In stories, POV (point-of-view) is a living and evolving thing. It is physical, mental and spiritual. Like life, stories are always moving forward (even if they’re moving backwards).

Broadly, changes of POV within the people we write are functions of learning. In The Poetics, Aristotle advises,

“Recognition, as the name indicates, is a change from ignorance to knowledge, producing love or hate between the persons destined by the poet for good or bad fortune.” (Sec. 1, Part XI).

The change of a person’s POV mirrors the importance of the recognition, or new awareness, to what a person aims to make no matter what. When we’re writing a beat, a paragraph, a scene, a chapter, an act or a book we can craft the three stations of recognition into our work. This what moves our stories forward. These three stages, as Aristotle cues, are ignorance, awareness and knowing. It may be helpful to consider these as akin to beginnings, middles and ends.

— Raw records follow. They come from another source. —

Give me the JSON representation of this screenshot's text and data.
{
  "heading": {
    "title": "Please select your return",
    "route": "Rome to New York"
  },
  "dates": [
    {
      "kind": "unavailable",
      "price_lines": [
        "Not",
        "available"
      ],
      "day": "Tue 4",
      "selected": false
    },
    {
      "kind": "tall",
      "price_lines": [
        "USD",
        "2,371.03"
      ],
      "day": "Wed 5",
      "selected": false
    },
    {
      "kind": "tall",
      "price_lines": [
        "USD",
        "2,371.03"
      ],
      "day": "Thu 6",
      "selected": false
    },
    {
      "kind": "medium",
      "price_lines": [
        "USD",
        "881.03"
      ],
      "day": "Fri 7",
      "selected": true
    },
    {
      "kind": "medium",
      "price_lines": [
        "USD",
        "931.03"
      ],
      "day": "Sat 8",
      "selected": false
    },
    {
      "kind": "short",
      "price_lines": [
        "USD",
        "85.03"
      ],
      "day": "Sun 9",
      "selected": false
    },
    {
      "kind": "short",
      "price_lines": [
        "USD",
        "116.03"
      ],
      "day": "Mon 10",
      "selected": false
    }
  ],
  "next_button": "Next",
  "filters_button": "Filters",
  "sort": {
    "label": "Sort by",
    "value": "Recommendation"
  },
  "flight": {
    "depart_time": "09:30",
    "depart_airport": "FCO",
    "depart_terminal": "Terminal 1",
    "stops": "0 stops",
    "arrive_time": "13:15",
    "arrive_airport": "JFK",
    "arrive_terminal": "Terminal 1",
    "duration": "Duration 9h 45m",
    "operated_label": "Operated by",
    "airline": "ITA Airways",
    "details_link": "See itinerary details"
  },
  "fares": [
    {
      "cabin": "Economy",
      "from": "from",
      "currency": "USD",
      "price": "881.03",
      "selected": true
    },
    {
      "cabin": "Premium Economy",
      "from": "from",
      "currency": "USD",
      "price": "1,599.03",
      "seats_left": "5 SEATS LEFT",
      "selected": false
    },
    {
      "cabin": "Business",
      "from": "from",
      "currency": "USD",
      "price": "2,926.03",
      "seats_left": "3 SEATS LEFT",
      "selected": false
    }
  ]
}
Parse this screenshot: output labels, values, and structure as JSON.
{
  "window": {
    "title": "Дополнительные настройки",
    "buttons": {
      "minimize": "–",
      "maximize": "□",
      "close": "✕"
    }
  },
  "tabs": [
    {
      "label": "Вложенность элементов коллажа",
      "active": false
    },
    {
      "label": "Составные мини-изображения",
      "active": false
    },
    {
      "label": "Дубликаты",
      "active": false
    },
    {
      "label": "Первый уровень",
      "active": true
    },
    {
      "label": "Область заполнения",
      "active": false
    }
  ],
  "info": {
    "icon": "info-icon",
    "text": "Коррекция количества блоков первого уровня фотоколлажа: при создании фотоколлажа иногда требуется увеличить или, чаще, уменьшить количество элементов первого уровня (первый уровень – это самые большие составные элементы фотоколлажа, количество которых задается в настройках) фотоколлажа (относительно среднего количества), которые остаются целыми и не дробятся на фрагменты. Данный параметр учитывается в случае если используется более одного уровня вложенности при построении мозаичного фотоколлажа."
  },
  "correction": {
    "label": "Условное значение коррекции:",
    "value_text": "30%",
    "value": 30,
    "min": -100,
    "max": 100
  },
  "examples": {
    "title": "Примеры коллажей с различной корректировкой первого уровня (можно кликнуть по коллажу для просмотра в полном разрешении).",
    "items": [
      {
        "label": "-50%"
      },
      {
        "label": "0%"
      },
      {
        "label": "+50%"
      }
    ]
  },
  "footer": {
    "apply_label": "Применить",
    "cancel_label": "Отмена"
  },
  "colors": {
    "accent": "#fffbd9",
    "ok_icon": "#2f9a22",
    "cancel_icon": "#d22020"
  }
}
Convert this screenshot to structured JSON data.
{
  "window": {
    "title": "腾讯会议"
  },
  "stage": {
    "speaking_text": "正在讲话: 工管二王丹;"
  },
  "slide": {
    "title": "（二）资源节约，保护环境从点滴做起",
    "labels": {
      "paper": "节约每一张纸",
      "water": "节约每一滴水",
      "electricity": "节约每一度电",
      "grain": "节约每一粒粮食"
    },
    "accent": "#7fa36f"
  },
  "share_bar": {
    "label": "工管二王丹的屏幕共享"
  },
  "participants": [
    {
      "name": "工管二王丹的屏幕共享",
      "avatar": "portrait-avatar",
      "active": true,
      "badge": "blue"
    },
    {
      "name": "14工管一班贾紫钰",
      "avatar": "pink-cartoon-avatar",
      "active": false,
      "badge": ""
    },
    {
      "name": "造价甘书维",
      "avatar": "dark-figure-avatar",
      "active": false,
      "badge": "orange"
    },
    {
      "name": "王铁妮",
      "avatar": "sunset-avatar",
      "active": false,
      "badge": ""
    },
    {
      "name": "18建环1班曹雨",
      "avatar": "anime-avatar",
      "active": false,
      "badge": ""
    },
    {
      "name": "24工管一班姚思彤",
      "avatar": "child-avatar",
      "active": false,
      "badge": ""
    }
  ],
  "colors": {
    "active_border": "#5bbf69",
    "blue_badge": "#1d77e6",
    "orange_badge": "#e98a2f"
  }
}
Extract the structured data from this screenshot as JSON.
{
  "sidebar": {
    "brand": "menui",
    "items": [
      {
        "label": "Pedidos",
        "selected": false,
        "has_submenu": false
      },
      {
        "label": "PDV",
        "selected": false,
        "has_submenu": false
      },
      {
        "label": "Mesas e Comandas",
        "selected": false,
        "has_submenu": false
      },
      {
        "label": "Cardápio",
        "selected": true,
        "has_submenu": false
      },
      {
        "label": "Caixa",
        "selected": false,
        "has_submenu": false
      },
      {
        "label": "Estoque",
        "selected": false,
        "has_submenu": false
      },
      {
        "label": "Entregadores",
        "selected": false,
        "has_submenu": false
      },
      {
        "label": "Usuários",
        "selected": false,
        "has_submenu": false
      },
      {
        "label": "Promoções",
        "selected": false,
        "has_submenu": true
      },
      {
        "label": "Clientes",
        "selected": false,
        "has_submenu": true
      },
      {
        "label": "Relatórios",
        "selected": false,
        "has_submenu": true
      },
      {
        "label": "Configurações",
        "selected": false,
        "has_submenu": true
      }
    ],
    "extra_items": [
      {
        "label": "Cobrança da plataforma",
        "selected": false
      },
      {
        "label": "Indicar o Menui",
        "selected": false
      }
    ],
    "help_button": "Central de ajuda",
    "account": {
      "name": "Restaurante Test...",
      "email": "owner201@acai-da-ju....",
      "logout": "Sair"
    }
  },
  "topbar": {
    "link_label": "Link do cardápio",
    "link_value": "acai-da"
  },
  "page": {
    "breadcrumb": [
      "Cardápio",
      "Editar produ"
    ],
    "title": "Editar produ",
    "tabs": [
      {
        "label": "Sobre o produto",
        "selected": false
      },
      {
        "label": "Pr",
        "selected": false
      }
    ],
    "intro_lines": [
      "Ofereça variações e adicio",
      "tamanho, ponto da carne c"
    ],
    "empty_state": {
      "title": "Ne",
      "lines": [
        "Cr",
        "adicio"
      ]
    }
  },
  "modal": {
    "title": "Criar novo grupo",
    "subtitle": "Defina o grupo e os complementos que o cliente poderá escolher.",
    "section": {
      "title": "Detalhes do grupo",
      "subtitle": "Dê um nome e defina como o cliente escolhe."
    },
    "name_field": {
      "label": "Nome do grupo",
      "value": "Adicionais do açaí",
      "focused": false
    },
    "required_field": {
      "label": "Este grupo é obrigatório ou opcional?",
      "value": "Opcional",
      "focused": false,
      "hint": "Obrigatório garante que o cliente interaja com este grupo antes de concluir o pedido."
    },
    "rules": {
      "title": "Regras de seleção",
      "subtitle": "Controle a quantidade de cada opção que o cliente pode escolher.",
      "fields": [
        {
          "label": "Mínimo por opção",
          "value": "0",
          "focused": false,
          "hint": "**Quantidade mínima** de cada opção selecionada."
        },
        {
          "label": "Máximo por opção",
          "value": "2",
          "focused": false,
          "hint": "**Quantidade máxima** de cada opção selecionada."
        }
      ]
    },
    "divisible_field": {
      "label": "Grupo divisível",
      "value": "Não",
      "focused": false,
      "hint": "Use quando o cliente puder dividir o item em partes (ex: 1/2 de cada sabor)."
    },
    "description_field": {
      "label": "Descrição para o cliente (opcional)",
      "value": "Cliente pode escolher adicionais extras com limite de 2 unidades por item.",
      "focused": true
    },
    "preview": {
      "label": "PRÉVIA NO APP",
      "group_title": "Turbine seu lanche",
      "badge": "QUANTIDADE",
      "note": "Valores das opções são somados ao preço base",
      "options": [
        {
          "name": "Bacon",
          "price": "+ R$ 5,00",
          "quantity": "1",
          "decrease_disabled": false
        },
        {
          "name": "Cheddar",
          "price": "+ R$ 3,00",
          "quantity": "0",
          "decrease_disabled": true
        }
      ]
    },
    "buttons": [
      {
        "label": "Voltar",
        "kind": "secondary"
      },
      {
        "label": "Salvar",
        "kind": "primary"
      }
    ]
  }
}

How to craft these is something we have recently taken up in the Writers Circle TO session. There are, undoubtably, many ways to skin a cat but we’ve approached POV as being a function of learning via perception, attention and meaning. Perception is what are people receiving from their environment and the people around them. What are they avoiding, dodging, ducking; making up stories against? Attention is what people notice about their environment and the people there. How do the features of a space impact what they care about (or not). Lastly, what meaning do they take from their environment and the people there? The meanings and understandings we glean are often functions of biases/prejudices. Our beliefs and opinions, of course, result from   many factors: beliefs (religious, political, racial, sexual, etc.) and experiences. Trace, objective correlatives, the Viewpoints and metonymy are all handy tools to sculpt a story from a raw mound of images and impulses.

POV is always at work as our people progress through our stories.